Am Midan el Gezira mit dem Denkmal Saad Zaghlouls, einem der Väter der ägyptischen Unabhängigkeit, betritt man den Andalusischen Garten an der Oper, diesen ehemals prächtigen maurisch-andalusischen Garten, der heute etwas verkommen und oft geschlossen ist. Der Löwenbrunnen ist dem in Granadas Alhambra nachempfunden. Auf dem Weg zum nahen Cairo-Tower steht der Obelisk Ramses´ II. aus Tanis im Niltal.
Wer der Verlängerung der Qasr al Nil-Brücke folgt, erreicht nach kurzem Fußweg das Opernhaus von 1988, daß sich mit seinen Konzerten, Ballett- und Opernaufführungen zu einem der bedeutendsten Kulturzentren in Ägypten etabliert hat. Viele ausländische Musiker und Tänzer gastieren in diesem Haus und treten mit dem
Kairoer Ensemble auf. Das Programm der Oper, zu der auch eine Bibliothek gehört, ist sehr abwechslungsreich, und lohnt auf jeden Fall einen abendlichen Besuch.
Sehenswert ist im Opernhaus-Komplex mit seiner modernen islamischen Architektur das Kulturzentrum für zeitgenössische Kunst, das Museum of Modern Egyptian Art das zeitgenössische und moderne Kunst zeigt. Man betrachtet ägyptische Maler seit Beginn des 20. Jahrhunderts: Die Geschichte der Sammlung beginnt in den 20er Jahren, als sich eine Künstlergruppe zusammenschloß, darunter Mahmoud Mukhtar, Yousef Kamal, Mahmoud Khalil und Ragheb Ayad, und den Bau eines Museums forderte. Von 1927-1929 stellten sie gemeinsam mit in Ägypten lebenden Ausländern erstmals ihre Werke aus. Erst 1991 eröffnete Präsident Mubarak dieses Museum. Die Sammlung besteht aus mehr als 10000 Werken von den ersten Pionieren bis zu den zeitgenössischen Künstlern. Die große übersichtliche Ausstellung verteilt sich auf drei Stockwerke. In unregelmäßigen Abständen gibt es Schwerpunktausstellungen, die – unerwartet für den Besucher – durchaus auch Aktmalerei präsentieren. Vor dem Museum stehen Skulpturen verschiedener ägyptischer Bildhauer.
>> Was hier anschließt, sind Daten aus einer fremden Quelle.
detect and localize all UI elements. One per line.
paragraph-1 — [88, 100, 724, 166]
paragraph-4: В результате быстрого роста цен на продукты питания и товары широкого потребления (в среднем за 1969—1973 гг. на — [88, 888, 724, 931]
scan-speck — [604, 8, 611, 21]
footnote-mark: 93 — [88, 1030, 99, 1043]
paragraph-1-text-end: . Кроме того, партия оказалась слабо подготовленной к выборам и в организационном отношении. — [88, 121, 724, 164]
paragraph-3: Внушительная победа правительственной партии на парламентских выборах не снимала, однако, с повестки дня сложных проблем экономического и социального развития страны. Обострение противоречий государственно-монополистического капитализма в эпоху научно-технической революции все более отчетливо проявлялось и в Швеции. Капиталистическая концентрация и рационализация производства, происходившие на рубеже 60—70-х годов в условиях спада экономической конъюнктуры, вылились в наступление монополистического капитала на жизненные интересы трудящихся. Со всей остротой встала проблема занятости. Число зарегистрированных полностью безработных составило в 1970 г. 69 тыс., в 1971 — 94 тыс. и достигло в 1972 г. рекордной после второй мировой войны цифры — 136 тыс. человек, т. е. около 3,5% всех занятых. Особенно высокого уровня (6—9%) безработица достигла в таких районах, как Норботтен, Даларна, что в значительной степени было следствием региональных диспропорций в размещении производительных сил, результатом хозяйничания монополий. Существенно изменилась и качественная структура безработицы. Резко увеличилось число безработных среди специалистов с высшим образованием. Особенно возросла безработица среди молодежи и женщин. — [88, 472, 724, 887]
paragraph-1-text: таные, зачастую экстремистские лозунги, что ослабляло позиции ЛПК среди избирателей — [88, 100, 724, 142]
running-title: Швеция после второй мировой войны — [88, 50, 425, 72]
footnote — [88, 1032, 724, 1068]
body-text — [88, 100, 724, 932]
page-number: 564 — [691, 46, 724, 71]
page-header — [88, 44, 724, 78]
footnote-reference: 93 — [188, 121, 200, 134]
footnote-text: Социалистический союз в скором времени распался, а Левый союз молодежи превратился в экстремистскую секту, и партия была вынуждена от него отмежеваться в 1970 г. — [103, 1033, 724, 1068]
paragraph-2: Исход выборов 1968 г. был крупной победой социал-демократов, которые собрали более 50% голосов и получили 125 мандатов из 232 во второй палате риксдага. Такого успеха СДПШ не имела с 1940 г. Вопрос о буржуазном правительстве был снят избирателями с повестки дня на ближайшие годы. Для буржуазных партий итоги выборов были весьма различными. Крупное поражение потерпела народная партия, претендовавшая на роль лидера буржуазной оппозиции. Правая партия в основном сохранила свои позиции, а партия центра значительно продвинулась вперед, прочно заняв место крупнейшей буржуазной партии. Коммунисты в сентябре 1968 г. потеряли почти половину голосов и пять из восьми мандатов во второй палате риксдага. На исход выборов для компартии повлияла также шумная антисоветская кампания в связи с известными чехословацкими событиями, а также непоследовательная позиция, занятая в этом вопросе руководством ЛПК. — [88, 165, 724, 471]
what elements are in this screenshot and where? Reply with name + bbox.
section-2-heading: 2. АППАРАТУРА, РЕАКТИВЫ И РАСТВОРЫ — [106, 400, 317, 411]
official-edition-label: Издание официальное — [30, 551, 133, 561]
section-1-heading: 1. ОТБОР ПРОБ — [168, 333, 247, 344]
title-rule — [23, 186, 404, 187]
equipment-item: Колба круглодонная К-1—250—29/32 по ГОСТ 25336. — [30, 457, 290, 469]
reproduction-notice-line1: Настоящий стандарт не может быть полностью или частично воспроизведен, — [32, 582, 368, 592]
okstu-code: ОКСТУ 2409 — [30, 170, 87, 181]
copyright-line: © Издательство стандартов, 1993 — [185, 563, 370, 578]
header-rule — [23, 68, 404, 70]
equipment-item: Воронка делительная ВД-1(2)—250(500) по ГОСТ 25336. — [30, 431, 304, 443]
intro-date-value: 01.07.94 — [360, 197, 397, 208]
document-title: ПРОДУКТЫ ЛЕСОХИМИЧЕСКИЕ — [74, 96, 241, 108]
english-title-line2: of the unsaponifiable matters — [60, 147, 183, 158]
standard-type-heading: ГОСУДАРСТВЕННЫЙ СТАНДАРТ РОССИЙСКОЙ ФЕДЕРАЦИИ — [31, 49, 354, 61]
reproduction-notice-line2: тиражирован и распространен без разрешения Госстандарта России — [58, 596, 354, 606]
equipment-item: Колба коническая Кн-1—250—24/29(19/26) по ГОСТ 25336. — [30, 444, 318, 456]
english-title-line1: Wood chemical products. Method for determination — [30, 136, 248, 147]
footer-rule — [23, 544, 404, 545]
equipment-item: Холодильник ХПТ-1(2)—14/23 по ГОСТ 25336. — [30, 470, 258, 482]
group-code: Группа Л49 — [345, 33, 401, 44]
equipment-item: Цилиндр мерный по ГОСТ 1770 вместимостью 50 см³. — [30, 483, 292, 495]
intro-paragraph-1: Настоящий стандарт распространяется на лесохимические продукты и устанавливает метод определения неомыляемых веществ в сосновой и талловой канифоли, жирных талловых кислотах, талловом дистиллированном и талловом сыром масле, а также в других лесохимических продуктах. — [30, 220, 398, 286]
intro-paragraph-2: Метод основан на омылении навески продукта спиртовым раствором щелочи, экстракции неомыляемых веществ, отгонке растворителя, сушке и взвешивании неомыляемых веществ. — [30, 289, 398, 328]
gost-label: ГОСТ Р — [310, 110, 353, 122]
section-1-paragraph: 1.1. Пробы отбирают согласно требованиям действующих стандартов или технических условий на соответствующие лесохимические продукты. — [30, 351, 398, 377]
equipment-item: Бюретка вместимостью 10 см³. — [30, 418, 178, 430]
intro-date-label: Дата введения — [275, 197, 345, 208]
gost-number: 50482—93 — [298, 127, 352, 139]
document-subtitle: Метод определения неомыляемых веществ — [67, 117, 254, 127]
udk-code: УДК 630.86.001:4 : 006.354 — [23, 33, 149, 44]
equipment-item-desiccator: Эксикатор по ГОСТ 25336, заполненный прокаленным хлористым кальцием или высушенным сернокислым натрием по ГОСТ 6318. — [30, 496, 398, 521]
Zumindest einen kurzen Besuch lohnt für den kunstsinnigen Besucher das Gezira Arts Centre mit dem Islamic Ceramics Museum an der Gezira Street/Ecke Al Sheikh al Marsafy Street (in der unscheinbaren kurzen Straße hat die Deutsche Lufthansa die Stadtbüro). Hier wird man mit ägyptischer Kunst und orientalischer Keramik vertraut gemacht (Sa-Do 9-14 Uhr). Das kuppelförmige, im orientalischen Stil gehaltene Gebäude ließ sich um 1900 der reiche Baumwollhändler als Altersruhesitz (Istirakha) erbauen.
Im Norden der Insel führt die Brücke des 6. Oktober zum Landwirtschaftsmuseum, S.257, (Stadtteil Dokki, Di-Do 9-15 Uhr, Fr 9-11.30 und 13.30-14 Uhr), das dem Besucher mit vielen Exponaten die alltägliche Arbeit und das schwere Leben der Fellachen nahebringt.
Im nördlichen Teil der Insel Roda liegt der Manial Palast (tägl. 9-14 Uhr). Erbaut zwischen 1901 und 1929 vom Sohn des Khedive Taufiq, bietet das Museum heute einen Einblick in aristokratische Wohn- und Lebensformen der damaligen Jahrhundertwende.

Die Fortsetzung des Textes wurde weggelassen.